April 26, 2012

Gas producers team up with regional heads

The Jakarta Post | April 24, 2012 | By: Rangga D. Fadillah

The government has brought its plan to boost the utilization of natural gas in the transportation sector a step closer to reality after the signing of memorandum of understanding (MoU) between gas producers and regional administrations in Jakarta on Monday.

Under the agreement, a total of 35.5 million standard cubic feet per day (mmscfd) of gas will be supplied to Greater Jakarta (Jakarta, Bekasi, Bogor, Depok and Tangerang); Surabaya, Gresik and Sidoarjo in East Java; and Palembang in South Sumatra.

For Greater Jakarta, the 23.1 mmscfd of gas will be delivered by PT Pertamina EP, Medco E&P Indonesia, PT Pertamina Hulu Energi North West Java Offshore (PHE ONWJ), PT Perusahaan Gas Negara (PGN) and Joint Operation Body Pertamina-Talisma Jambi Merang.

Three cities in East Java — Surabaya, Gresik and Sidoarjo — will obtain 10.2 mmscfd of gas from PHE West Madura Offshore (WMO), while Palembang will receive 2.2 mmscfd of gas from Great Palembang Infrastructure Development (SP2J) and Pertamina EP.

Energy and Mineral Resources Minister Jero Wacik said the MoU signing would pave the way for faster implementation of the conversion of oil-based fuels to gas. Through the signing, he also expected the support of regional administrations.

“Many businessmen have complained that it’s difficult to get permits to build gas stations. We request all regents, mayors and governors to ease the permit-making process,” he told reporters at a press conference after the signing.

Currently there are six compressed natural gas (CNG) stations in Greater Jakarta and Surabaya and 11 fuel stations providing liquefied gas for vehicles (LGV). Four more CNG stations are now under construction in Palembang.

The government has issued an assignment letter to Pertamina to build 54 CNG stations and 108 LGV stations in Java and Bali in 2012.

This year, the government plans to distribute 25,500 converter kits to government cars and public transportation vehicles to allow them to use gas-based fuels. This program is expected to cut the country’s subsidized fuel consumption by 0.3 million kiloliters, worth Rp 1.5 trillion (US$163.46 million).

However, Jero revealed there was still a barrier in boosting the utilization of gas-based fuels — the price.

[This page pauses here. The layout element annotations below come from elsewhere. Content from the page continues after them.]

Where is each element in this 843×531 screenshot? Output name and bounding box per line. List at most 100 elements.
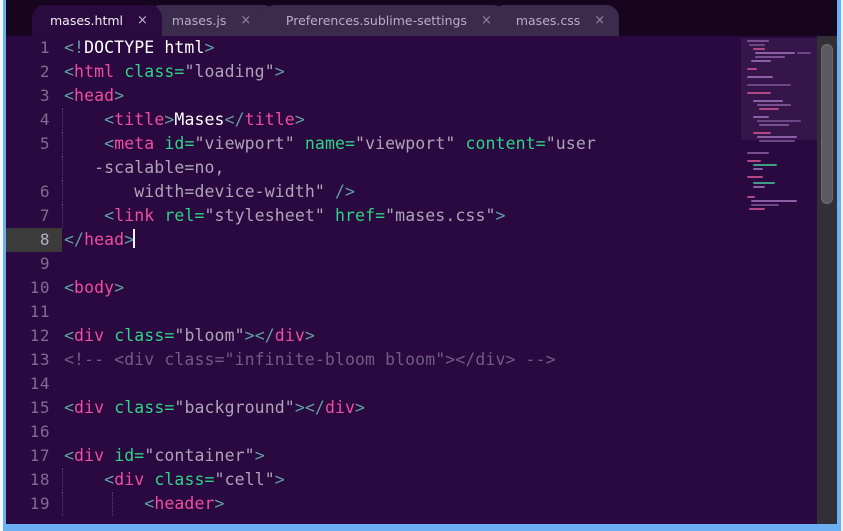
code-line-text[interactable]: <title>Mases</title> bbox=[62, 108, 741, 132]
code-line[interactable]: 2 <html class="loading"> bbox=[6, 60, 741, 84]
code-line-text[interactable]: <div class="background"></div> bbox=[62, 396, 741, 420]
code-line[interactable]: 1 <!DOCTYPE html> bbox=[6, 36, 741, 60]
code-line[interactable]: 12 <div class="bloom"></div> bbox=[6, 324, 741, 348]
code-line-text[interactable]: <head> bbox=[62, 84, 741, 108]
code-line-text[interactable]: <!DOCTYPE html> bbox=[62, 36, 741, 60]
minimap-code-line bbox=[759, 124, 789, 126]
token-punct: <! bbox=[64, 38, 85, 57]
token-tag: div bbox=[114, 470, 145, 489]
code-line[interactable]: 11 bbox=[6, 300, 741, 324]
vertical-scrollbar-thumb[interactable] bbox=[821, 44, 833, 204]
vertical-scrollbar-track[interactable] bbox=[817, 36, 837, 524]
code-line-text[interactable]: <link rel="stylesheet" href="mases.css"> bbox=[62, 204, 741, 228]
code-line-text[interactable]: </head> bbox=[62, 228, 741, 252]
token-attribute: id= bbox=[114, 446, 145, 465]
code-line[interactable]: 14 bbox=[6, 372, 741, 396]
tab-mases-js[interactable]: mases.js × bbox=[147, 5, 276, 36]
code-line-wrap[interactable]: -scalable=no, bbox=[6, 156, 741, 180]
code-line-text[interactable]: <html class="loading"> bbox=[62, 60, 741, 84]
token-tag: head bbox=[74, 86, 115, 105]
code-line-text[interactable]: <body> bbox=[62, 276, 741, 300]
indent-guide bbox=[62, 156, 64, 180]
tab-label: mases.html bbox=[50, 13, 123, 28]
token-tag: title bbox=[114, 110, 165, 129]
close-icon[interactable]: × bbox=[594, 14, 605, 27]
token-attribute: class= bbox=[114, 326, 175, 345]
token-tag: div bbox=[274, 326, 305, 345]
minimap-code-line bbox=[753, 116, 769, 118]
code-line-text[interactable]: -scalable=no, bbox=[62, 156, 741, 180]
code-line-current[interactable]: 8 </head> bbox=[6, 228, 741, 252]
token-punct: < bbox=[64, 86, 75, 105]
minimap-code-line bbox=[749, 208, 765, 210]
code-line[interactable]: 9 bbox=[6, 252, 741, 276]
code-line[interactable]: 17 <div id="container"> bbox=[6, 444, 741, 468]
code-line[interactable]: 19 <header> bbox=[6, 492, 741, 516]
minimap-code-line bbox=[747, 68, 757, 70]
minimap-code-line bbox=[757, 120, 801, 122]
code-editor[interactable]: 1 <!DOCTYPE html> 2 <html class="loading… bbox=[6, 36, 741, 524]
token-string: "user bbox=[545, 134, 596, 153]
token-text: Mases bbox=[174, 110, 225, 129]
line-number: 16 bbox=[29, 422, 50, 441]
minimap-code-line bbox=[747, 160, 761, 162]
code-line[interactable]: 10 <body> bbox=[6, 276, 741, 300]
code-line-text[interactable]: <div class="cell"> bbox=[62, 468, 741, 492]
line-number: 17 bbox=[29, 446, 50, 465]
token-punct: > bbox=[114, 86, 125, 105]
code-line[interactable]: 7 <link rel="stylesheet" href="mases.css… bbox=[6, 204, 741, 228]
indent-guide bbox=[62, 468, 64, 492]
code-line[interactable]: 6 width=device-width" /> bbox=[6, 180, 741, 204]
minimap-code-line bbox=[747, 84, 791, 86]
code-line-text[interactable]: <div class="bloom"></div> bbox=[62, 324, 741, 348]
minimap-code-line bbox=[755, 56, 785, 58]
indent-guide bbox=[62, 132, 64, 156]
line-number: 2 bbox=[39, 62, 50, 81]
line-number: 14 bbox=[29, 374, 50, 393]
token-attribute: href= bbox=[334, 206, 386, 225]
token-string: "stylesheet" bbox=[204, 206, 325, 225]
minimap-code-line bbox=[751, 204, 779, 206]
token-tag: title bbox=[244, 110, 295, 129]
token-punct: > bbox=[495, 206, 506, 225]
token-punct: </ bbox=[304, 398, 325, 417]
minimap-code-line bbox=[747, 76, 773, 78]
close-icon[interactable]: × bbox=[481, 14, 492, 27]
token-punct: < bbox=[64, 326, 75, 345]
token-tag: div bbox=[74, 398, 105, 417]
code-line-text[interactable]: <div id="container"> bbox=[62, 444, 741, 468]
close-icon[interactable]: × bbox=[137, 14, 148, 27]
minimap-code-line bbox=[753, 164, 777, 166]
token-punct: > bbox=[254, 446, 265, 465]
token-string: "cell" bbox=[214, 470, 275, 489]
code-line[interactable]: 16 bbox=[6, 420, 741, 444]
token-tag: link bbox=[114, 206, 155, 225]
code-line-text[interactable]: <header> bbox=[62, 492, 741, 516]
close-icon[interactable]: × bbox=[240, 14, 251, 27]
code-line-text[interactable]: width=device-width" /> bbox=[62, 180, 741, 204]
code-line-text[interactable]: <!-- <div class="infinite-bloom bloom"><… bbox=[62, 348, 741, 372]
code-line[interactable]: 5 <meta id="viewport" name="viewport" co… bbox=[6, 132, 741, 156]
token-string: -scalable=no, bbox=[94, 158, 225, 177]
code-line[interactable]: 15 <div class="background"></div> bbox=[6, 396, 741, 420]
code-line-text[interactable]: <meta id="viewport" name="viewport" cont… bbox=[62, 132, 741, 156]
tab-mases-html[interactable]: mases.html × bbox=[32, 5, 162, 36]
indent-guide bbox=[62, 492, 64, 516]
text-cursor bbox=[133, 229, 135, 248]
minimap[interactable] bbox=[741, 36, 817, 524]
minimap-code-line bbox=[757, 136, 797, 138]
code-line[interactable]: 18 <div class="cell"> bbox=[6, 468, 741, 492]
code-line[interactable]: 13 <!-- <div class="infinite-bloom bloom… bbox=[6, 348, 741, 372]
line-number: 1 bbox=[39, 38, 50, 57]
token-tag: head bbox=[84, 230, 125, 249]
tab-mases-css[interactable]: mases.css × bbox=[491, 5, 620, 36]
tab-preferences-sublime-settings[interactable]: Preferences.sublime-settings × bbox=[261, 5, 506, 36]
code-line[interactable]: 4 <title>Mases</title> bbox=[6, 108, 741, 132]
code-line[interactable]: 3 <head> bbox=[6, 84, 741, 108]
line-number: 12 bbox=[29, 326, 50, 345]
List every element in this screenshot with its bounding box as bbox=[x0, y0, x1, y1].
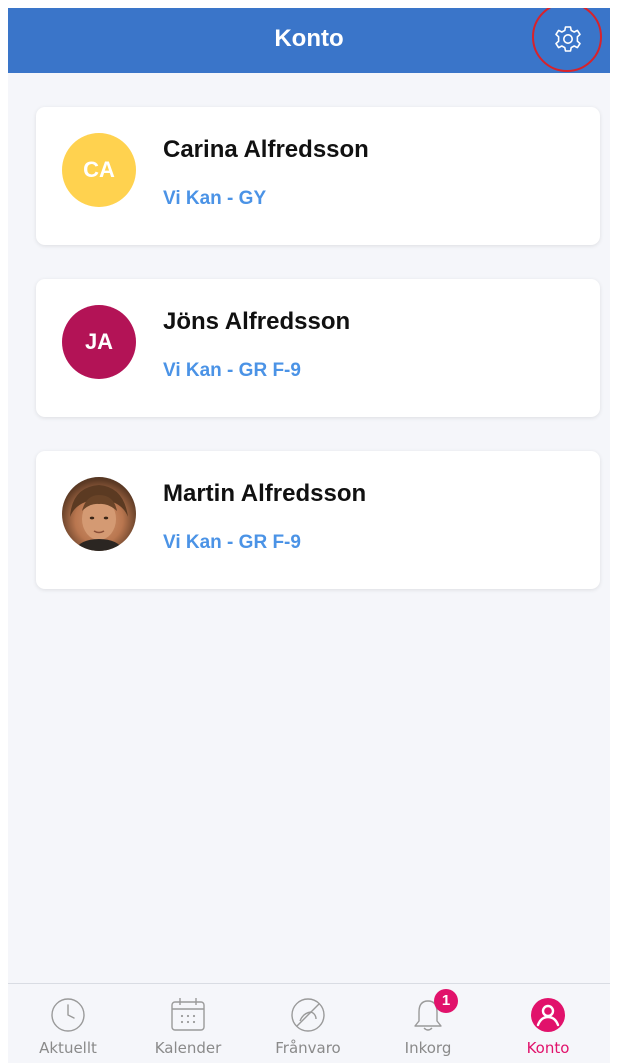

The price of CNG is currently pegged at Rp 3,100 per liter, equal to Premium (subsidized fuel).

“The gap between the CNG and Premium prices is still close. Premium is only Rp 4,500 per liter. If our proposal to increase the price to Rp 6,000, I believe we can accelerate the conversion program,” he explained.

Medco E&P Indonesia president director Frila Berlini Yaman said under the MoU, her company would deliver 2 mmscfd of gas to Greater Jakarta starting in 2013 for a three-year contract period.

The Energy and Mineral Resources Ministry’s director general for oil and gas, Evita Herawati Legowo, said using gas would benefit both the government and the people. People would enjoy cheaper prices and more environmentally-friendly fuels, she continued.

“For the government, the use of more gas will certainly reduce the amount we must spend on subsidies for oil-based fuels,” Evita emphasized.